Casey Schaufler asked, "what I don't really understand is what value is gained by this exercise. Are the savings sufficiently significant to justify the effort?" Trond Myklebust explained, "it is not about savings, but about new functionality. Basically, the existence of reference-counted credentials will allow AFS and NFS to cache that information and use it for deferred writes etc." David added, "and also make it easier for cachefiles and hopefully NFSd to override the active security. There's a comment somewhere in, I think, the SunRPC code in the Linux kernel bemoaning the lack of this very feature:-)"
A frustrated sounding Andrew Morton released the 2.6.23-rc6-mm1 kernel as "a 29MB diff against 2.6.23-rc6." Many patches are merged first into Andrew's -mm tree for testing before being pushed to Linus' mainline tree during the merge window. Andrew suggested that the -mm process wasn't working as well as it could:
"It took me over two solid days to get this lot compiling and booting on a few boxes. This required around ninety fixup patches and patch droppings. There are several bugs in here which I know of (details below) and presumably many more which I don't know of. I have to say that this just isn't working any more."
"I'm pleased to announce [the] fourth release of the distributed storage subsystem, which allows [you] to form a storage [block device] on top of remote and local nodes, which in turn can be exported to another storage [block device] as a node to form tree-like storage [block devices]," Evgeniy Polyakov stated on the Linux Kernel mailing list. The new release includes a new configuration interface and several bug fixes.

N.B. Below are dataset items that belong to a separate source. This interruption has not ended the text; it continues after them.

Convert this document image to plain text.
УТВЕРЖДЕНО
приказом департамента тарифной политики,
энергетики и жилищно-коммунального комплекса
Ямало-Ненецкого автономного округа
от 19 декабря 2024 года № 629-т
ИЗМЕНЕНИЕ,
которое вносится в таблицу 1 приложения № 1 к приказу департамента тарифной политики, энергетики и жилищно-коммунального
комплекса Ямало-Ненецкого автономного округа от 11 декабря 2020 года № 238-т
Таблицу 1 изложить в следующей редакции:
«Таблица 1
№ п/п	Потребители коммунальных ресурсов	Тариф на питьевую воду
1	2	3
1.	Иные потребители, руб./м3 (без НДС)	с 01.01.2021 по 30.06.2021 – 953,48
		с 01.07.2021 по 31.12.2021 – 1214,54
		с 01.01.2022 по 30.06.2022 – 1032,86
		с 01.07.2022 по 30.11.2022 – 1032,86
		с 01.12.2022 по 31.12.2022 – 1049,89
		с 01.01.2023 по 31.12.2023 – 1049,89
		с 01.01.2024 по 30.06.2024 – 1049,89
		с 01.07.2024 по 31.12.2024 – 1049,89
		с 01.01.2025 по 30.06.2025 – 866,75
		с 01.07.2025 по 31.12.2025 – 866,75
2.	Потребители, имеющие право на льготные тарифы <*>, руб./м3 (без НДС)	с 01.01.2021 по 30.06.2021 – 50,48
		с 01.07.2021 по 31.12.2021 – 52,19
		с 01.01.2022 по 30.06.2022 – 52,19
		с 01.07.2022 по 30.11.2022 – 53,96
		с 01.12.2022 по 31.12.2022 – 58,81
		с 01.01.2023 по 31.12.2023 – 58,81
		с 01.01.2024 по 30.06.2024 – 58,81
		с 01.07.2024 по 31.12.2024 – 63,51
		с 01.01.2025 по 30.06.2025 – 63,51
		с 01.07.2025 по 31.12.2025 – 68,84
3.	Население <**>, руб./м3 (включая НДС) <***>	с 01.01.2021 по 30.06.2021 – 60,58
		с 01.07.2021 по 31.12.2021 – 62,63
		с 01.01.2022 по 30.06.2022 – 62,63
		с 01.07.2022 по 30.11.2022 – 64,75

Network device driver and SATA subsystem maintainer, Jeff Garzik, was not impressed with the concept, "[distributed block devices] are not very useful, because it still relies on a useful filesystem sitting on top of the DBS." He went on to explain the problem, "it devolves into one of two cases: (1) multi-path much like today's SCSI, with distributed filesystem arbitrarion to ensure coherency, or (2) the filesystem running on top of the DBS is on a single host, and thus, a single point of failure (SPOF)." He proposed instead that time would be better spent developing a POSIX-only distributed filesystem, "in contrast, a distributed filesystem offers far more scalability, eliminates single points of failure, and offers more room for optimization and redundancy across the cluster." Jeff went on to caution, "a distributed filesystem is also much more complex, which is why distributed block devices are so appealing :)" When Lustre was pointed out as an existing option, Jeff noted, "Lustre is tilted far too much towards high-priced storage, and needs improvement before it could be considered for mainline."